В углу кабака давно уже пьянствовала веселая ватага. Морды там были — не приведи Господи. Именно такими рисует обычно обывательское воображение отъявленных головорезов. От ватаги отделился толстый, одноухий мужик. Зубов передних у него не было, а потому, когда громко объяснял что-то своим приятелям, он брызгал на них слюной, а те, видимо, боясь его, ничего не говорили против и лишь незаметно утирались. Одноухий был пьян и противен.
— Налей-ка, колченогий, — наклонился он над Иосифом.
Кабатчик отшатнулся к стене.
— Хочу еще доброго вина.
— Будут деньги — будет тебе и доброе вино.
— Я ж тебе уже все монеты отдал. Говорю — налей.
— Брось, Ивашка, — махнул рукой один из его приятелей. — Иди сюда, мы тебе нальем.

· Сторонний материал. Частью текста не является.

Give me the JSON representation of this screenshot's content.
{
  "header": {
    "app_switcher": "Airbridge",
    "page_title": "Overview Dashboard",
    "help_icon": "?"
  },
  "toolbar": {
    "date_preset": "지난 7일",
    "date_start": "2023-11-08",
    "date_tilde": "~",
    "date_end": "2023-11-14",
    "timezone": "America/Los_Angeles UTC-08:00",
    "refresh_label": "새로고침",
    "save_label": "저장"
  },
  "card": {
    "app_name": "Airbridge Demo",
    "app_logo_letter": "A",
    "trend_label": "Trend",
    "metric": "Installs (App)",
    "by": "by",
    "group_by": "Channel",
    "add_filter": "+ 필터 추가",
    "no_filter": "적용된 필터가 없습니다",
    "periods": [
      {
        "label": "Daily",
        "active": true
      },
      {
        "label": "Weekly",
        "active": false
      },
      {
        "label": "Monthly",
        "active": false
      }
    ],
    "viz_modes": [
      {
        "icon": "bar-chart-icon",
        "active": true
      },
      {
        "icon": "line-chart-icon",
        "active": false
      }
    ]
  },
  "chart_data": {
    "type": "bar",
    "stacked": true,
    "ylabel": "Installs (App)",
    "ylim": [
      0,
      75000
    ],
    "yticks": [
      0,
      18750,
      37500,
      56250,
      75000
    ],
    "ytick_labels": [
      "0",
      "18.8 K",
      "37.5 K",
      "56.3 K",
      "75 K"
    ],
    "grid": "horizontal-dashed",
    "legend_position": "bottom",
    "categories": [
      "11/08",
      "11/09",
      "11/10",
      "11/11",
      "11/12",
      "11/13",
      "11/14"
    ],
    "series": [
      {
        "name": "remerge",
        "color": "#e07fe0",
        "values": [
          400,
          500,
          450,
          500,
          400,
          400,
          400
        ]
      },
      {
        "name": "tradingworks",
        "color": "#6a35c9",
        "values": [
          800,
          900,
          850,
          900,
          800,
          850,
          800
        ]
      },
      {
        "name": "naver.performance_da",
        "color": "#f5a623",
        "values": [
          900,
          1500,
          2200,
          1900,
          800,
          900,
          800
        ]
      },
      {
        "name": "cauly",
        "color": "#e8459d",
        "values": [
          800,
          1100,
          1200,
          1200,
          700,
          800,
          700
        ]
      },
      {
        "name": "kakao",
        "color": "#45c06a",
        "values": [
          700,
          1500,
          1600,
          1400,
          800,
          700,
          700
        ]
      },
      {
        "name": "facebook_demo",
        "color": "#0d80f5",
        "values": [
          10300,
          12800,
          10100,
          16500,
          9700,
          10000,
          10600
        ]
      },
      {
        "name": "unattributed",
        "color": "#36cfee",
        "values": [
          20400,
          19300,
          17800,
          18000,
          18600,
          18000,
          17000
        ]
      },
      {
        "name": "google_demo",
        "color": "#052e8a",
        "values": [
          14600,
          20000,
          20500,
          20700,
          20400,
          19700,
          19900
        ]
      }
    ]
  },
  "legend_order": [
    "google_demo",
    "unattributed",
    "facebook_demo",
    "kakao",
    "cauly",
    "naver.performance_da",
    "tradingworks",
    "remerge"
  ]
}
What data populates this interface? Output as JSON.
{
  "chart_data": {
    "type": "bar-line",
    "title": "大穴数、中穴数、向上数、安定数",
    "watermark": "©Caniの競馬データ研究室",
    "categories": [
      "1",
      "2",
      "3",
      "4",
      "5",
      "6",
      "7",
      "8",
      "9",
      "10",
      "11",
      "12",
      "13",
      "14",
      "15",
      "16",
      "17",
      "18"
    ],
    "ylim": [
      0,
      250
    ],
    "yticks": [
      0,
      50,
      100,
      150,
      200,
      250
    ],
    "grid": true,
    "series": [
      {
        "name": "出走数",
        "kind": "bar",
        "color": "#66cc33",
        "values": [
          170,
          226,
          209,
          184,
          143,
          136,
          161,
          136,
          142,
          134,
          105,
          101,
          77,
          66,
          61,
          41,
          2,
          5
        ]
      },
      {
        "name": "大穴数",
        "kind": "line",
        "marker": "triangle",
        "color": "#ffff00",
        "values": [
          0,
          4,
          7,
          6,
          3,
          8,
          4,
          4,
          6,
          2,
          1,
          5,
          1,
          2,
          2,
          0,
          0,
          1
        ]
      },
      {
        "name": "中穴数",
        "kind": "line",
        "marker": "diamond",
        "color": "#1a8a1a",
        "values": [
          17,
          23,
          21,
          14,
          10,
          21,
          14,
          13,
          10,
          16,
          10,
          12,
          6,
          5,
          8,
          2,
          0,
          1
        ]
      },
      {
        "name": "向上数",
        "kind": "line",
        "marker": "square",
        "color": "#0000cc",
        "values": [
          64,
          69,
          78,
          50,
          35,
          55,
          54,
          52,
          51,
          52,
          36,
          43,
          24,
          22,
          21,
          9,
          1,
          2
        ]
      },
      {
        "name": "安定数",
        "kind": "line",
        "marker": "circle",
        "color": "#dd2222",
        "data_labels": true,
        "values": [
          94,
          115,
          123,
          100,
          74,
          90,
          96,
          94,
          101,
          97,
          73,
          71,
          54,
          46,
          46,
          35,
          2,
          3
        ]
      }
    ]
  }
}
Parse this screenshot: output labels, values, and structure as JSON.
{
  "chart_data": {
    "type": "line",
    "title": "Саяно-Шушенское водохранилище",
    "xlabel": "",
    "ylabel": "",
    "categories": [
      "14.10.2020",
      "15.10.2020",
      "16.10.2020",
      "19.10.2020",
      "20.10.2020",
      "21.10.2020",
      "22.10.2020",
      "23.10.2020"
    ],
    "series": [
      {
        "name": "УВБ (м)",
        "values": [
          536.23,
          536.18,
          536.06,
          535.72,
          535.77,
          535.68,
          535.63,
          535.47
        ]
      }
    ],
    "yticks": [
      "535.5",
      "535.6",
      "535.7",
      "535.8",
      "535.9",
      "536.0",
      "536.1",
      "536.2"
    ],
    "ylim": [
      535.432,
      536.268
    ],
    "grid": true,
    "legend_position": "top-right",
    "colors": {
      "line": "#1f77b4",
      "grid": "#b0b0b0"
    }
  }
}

— He-а, я хочу… Я хочу, чтобы он мне налил! — одноухий ткнул пальцем в атамана.
— Что?! — приподнял брови атаман.
— Налей, купчина. Должен же ты с простым людом делиться.
— А чего, и правда, — крикнули из ватаги. — Наливай, не все тебе с нас три шкуры драть!
Идея выпить за чужой счет, похоже, пришлась по душе дружкам одноухого. Роман опытным взором сразу определил, что представляли собой эти люди. Сброд, бродяги, шатающиеся по городам и весям, пошаливающие втихую на дорогах, озабоченные одним — раздобыть чарку или деньги на пропой. В стае, особенно пьяные, такие смертельно опасны, жестоки и ждать от них можно всего. Раньше никого из них атаман не встречал, но оно и не удивительно — вон сколько их брата развелось, всех не узнаешь. Да к тому же и не обязательно было Роману знать всякую мелочь, которую и к делу серьезному не приспособишь.
Иосиф сделал движение, пытаясь улизнуть, но атаман грубо хлопнул его по спине.
— Сиди, оглоед.
— Да я… Я за подмогой, — шепнул хозяин кабака. — Моим хлопцам тут не управиться. Сейчас стрельцов городовых покличу…
— Сиди, я сказал!
Он посмотрел прямо в пьяные глаза одноухого и, холодно улыбнувшись, громко произнес:
— Свинье по воле Господней надлежит из лужи пить, а не из кружки.
— А? — опешил тот, с трудом пытаясь сообразить, что же ему только что сказали. Наконец, поняв, округлил глаза и рванулся к атаману с криком: — Зашибу-у-у!
Крепкий кулак атамана с размаху врезался в широкую грудь. Одноухий, крякнув, отлетел на несколько шагов и упал на пол вместе с опрокинутым столом.
Вся ватага из пяти человек сорвалась с мест. Тут же в их руках оказались кистени и ножи. Это еще раз показало, что люди эти — отъявленные негодяи, потому как простолюдинам с оружием ходить строго воспрещалось и носили его только разбойники.
Атаман встал спиной к бревенчатой стене, предварительно вытащив из-под стола топор, забытый кем-то из забулдыг. Топор молнией описал смертельную дугу.
— Ох, разнесут кабак, — прошептал Иосиф, съежившийся в углу и думающий, как бы поскорее улизнуть и при этом не попасть ни под атаманов топор, ни под разбойничий кистень.